Checking tyre tread levels is a must-do for all responsible UK motorists, but knowing the age of your tyres can be just as important if you want to avoid calling-out your breakdown provider.
Lee Puffett, Managing Director of Start Rescue, one of the UK’s largest breakdown companies explained, “Better weather means all kinds of vehicles are coming out of hibernation and back on the road, such as cherished classics, cool convertibles, motorhomes, family runabouts and sports bikes. Even cars parked up for months by fair weather drivers will also make an appearance.
“And whilst there might be plenty of tread and you’re road legal, the tyres could be in bad shape. The majority of leading tyre manufacturers recommend replacing tyres at ten years, including the spare in the boot, and we think this is sound advice from the experts.”
Tyre ‘age checks’ don’t need expert help, there’s a prominent DOT marking on the sidewall with the final four digits showing first the week and then the year of manufacture.

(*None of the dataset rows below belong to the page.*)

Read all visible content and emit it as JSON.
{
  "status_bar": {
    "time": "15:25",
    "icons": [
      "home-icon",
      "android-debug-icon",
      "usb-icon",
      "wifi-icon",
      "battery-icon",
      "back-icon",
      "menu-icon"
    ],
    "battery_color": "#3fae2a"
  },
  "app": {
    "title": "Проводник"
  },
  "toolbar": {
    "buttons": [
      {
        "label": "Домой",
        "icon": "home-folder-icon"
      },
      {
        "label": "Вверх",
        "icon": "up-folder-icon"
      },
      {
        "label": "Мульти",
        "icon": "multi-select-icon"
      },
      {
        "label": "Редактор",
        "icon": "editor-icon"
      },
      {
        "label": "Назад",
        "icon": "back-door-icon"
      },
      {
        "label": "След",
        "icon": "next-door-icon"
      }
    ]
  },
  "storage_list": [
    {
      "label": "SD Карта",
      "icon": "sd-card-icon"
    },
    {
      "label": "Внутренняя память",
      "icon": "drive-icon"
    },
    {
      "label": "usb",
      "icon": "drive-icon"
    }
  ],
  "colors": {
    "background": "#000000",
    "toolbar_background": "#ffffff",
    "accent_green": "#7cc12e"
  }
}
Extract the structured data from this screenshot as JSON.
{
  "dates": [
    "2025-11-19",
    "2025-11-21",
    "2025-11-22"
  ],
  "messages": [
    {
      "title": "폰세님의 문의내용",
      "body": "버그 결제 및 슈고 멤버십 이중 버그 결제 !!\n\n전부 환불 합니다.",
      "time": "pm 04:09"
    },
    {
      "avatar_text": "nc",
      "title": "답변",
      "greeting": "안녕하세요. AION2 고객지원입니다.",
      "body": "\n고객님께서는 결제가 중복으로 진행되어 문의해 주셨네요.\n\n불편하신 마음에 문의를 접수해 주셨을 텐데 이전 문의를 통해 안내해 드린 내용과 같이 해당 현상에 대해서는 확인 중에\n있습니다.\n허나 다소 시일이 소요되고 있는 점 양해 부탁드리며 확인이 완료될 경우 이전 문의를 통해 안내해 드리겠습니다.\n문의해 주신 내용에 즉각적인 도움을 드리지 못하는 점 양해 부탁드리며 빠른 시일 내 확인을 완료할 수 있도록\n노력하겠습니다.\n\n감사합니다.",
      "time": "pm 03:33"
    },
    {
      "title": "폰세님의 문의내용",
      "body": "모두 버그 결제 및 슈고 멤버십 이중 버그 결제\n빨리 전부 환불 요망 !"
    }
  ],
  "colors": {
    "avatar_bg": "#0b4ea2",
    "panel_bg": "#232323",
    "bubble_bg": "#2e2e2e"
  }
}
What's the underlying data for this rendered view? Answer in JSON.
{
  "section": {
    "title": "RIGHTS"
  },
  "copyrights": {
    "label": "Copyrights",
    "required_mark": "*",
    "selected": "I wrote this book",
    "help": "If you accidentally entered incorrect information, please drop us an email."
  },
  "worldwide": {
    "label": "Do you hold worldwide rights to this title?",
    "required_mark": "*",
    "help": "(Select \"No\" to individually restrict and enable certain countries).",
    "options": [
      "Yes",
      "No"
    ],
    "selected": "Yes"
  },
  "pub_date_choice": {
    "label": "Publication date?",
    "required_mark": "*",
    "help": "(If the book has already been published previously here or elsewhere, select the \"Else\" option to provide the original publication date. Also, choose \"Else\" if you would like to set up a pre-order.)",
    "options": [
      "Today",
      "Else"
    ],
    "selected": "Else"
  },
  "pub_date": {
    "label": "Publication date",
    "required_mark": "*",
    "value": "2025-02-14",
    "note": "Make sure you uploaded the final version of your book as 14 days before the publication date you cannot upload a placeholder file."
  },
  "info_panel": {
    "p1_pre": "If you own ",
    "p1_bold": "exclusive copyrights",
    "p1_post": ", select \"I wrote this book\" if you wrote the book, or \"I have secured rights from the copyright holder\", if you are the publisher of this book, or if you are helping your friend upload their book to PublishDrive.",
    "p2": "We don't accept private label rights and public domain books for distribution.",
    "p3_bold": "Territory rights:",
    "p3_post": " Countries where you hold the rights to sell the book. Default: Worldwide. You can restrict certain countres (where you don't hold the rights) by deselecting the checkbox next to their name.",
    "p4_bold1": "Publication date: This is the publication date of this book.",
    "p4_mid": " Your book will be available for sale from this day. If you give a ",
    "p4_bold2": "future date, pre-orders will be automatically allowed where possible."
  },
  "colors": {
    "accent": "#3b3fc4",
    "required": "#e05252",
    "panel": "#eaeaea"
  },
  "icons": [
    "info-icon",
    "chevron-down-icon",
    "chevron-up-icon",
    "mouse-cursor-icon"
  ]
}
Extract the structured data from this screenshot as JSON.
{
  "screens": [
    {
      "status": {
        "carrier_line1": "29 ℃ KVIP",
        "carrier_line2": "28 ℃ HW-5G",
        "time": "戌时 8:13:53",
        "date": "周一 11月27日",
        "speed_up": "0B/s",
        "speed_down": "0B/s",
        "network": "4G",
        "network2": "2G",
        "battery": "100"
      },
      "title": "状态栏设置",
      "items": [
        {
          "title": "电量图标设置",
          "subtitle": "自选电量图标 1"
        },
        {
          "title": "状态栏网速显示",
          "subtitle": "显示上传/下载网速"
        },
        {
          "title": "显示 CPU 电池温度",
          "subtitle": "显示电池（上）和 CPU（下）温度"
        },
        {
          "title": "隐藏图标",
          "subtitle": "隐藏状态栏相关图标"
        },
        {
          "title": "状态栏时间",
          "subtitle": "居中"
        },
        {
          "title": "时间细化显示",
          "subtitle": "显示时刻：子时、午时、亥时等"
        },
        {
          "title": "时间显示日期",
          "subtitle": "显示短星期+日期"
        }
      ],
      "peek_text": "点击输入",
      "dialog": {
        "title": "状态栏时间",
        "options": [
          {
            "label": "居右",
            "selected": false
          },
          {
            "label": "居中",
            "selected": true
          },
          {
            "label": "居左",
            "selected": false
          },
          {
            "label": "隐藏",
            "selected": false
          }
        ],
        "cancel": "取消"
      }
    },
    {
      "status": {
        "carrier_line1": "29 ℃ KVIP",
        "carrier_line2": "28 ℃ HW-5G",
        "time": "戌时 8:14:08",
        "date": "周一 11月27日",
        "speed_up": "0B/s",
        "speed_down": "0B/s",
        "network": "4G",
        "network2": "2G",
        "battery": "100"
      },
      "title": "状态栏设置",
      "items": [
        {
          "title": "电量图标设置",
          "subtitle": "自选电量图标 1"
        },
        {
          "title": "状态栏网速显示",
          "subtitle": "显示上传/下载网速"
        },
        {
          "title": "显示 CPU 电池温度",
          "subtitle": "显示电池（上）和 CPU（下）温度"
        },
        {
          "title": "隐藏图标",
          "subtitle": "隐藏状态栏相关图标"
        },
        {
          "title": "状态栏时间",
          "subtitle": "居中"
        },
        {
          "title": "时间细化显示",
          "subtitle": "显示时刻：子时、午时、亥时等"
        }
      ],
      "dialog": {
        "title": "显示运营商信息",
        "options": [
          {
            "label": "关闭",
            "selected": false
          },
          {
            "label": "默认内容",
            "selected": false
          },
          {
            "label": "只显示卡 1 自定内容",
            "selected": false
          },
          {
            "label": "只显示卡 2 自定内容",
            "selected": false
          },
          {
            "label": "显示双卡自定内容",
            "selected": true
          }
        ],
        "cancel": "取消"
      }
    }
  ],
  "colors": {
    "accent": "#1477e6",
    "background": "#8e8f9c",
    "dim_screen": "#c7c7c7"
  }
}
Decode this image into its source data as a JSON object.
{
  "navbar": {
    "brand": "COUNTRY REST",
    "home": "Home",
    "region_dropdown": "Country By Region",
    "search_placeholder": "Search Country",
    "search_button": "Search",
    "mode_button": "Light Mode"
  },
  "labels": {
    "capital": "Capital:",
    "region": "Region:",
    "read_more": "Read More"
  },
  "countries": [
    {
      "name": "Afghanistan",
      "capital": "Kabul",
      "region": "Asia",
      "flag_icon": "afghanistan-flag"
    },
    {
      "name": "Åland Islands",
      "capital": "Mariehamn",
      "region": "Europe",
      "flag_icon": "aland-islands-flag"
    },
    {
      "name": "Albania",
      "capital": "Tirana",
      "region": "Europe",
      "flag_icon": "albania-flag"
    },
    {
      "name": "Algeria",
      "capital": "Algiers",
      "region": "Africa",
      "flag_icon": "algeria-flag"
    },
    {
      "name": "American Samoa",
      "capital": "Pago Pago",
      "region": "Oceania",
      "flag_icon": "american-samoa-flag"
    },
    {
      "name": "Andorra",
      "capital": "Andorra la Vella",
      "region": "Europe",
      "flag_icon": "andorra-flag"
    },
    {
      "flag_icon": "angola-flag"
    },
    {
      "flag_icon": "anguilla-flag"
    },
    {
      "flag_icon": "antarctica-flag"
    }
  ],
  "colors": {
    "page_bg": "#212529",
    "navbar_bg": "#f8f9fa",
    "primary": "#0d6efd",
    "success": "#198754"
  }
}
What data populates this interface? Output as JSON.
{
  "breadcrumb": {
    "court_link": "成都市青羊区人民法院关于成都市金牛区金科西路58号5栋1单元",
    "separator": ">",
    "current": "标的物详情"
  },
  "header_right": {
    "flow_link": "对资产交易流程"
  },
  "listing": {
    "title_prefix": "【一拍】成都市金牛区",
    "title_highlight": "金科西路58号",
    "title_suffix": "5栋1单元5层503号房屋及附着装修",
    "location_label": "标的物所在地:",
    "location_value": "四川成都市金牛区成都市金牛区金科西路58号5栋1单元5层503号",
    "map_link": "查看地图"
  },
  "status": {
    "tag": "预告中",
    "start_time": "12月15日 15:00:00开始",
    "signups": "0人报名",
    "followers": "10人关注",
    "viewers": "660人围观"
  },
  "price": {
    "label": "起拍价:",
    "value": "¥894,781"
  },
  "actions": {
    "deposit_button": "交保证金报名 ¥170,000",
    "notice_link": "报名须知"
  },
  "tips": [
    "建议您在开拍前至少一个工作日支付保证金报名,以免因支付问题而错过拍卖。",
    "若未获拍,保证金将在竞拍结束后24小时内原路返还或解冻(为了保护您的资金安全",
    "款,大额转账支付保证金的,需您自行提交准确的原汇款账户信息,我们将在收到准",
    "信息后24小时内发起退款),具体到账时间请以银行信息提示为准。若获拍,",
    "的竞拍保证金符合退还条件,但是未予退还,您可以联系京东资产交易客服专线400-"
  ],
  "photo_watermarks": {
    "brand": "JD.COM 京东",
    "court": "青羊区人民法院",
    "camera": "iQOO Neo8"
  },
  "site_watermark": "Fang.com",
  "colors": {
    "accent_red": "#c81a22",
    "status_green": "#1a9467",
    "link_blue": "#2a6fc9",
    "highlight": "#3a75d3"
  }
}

If you’re seeing 0212 (that’s the second week of 2012) it might be high time to buy some fresh rubber, even if the tread is fine. Our shot above shows a tyre made in February 2016.
Start Rescue’s data underlines how (usually avoidable) tyre problems continue to plague motorists, with 20 per cent of all requests for their help at the roadside being tyre or wheel related.
And those stats are nudging in the wrong direction with a seven per cent increase noted in the first months of 2023 compared to last year.
The 10-year ‘time for change’ advice is not the only factor. Even younger, low mileage tyres can get old before their time due to low usage, periods of idleness or the rubber drying out due to UV light exposure.
This means that a tyre that regularly ‘hits the road’ can often be healthier because anti-oxidising chemicals are activated which slow the ageing process.
Start Rescue, a Which? Recommended Provider for the last four years suggests a fortnightly routine, especially before long journeys, which focusses on tread depths, keeping to manufacturer-advised pressures and keeping an eye-out for deterioration like cracks, uneven wear, bulges, cuts and the tyre’s age. Anything that doesn’t look right should be checked by a professional.